For some reason, he had thought that if he could just explain to her why the Sirens had been killed, she would see the light on the subject, see why it had to be done. The Sirens were known for their strong family bonds and their great desire for companionship. They detested loneliness and solitude, but he had thought that with the proper explanation, all of that would become moot. It was true what the Emerald said: the Sirens were the most dire threat to the safety of the Silver City. But Bertha also had an interesting truth to share,
and Sol thought that Bertha’s might even trump the Emerald’s. Because although the Sirens might one day have decided to attack the Silver City, they had never so much as whispered of an assault in the eons of their existence. When the karma policeman thought about that fact, he felt his heart swayed toward the Gatekeeper’s side. Speculation was not justification for murder.
And it was not fair, what was happening to her. She had held the Pearly Gates since their creation and never once deviated from her duty. That she should be cast away as just another Inhabitant was unthinkable. And for whom, one of the Twelve (and how Sol despised the incessant fives and sevens that determined so much)? A Resident who did not even have any means of defense, as a Siren did? Bertha had served the Silver City well and she deserved better. Sol intended to give it to her.
The only way he could think to do that, however, was to appeal to the captain of the Emerald. He had met her on only a few occasions, but he knew her by impressive reputation. She had been the one who had led the angels against the Morningstar in the Elysian War after all, and to victory. Today, with the return of the Son, she could be anywhere in the metropolis, making sure nothing was amiss or afoot, making sure the Son was protected.

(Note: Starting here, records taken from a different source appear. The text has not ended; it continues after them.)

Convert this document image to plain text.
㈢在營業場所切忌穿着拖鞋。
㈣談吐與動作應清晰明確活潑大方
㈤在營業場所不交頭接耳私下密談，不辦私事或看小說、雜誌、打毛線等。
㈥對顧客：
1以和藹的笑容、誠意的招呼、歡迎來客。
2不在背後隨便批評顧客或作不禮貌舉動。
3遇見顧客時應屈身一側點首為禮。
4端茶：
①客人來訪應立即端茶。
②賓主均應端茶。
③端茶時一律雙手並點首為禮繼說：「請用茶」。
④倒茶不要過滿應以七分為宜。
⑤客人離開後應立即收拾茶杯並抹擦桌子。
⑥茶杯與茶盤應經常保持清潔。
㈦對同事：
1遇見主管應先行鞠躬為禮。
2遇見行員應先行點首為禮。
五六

Sol stopped outside of the Glass Palace, his hands in the pockets of his dark jacket. He’d had no luck finding the captain, and he had run out of options. He had already checked the Son’s scheduled route, the towers that bordered the route, and the area where the celebration would be held. He could think of only one other place the captain was likely to be, and he dreaded going there to seek her out. But the sun already hung low in the sky, and the walls of the Glass Palace had begun to darken toward navy. The karma policeman remained where he was for a moment, taking in the elegance and beauty of the palace. His head craned back, he gazed up at the stained glass-tipped tower jutting into the sky. It was backlit by the sun and shone like a kaleidoscope. Sol’s eyes traced the spire to its sharp tip before he returned his attention to the matter at hand and began to make his way toward the pier, where the Son would soon be arriving, and where Bertha spent her last hours as Gatekeeper.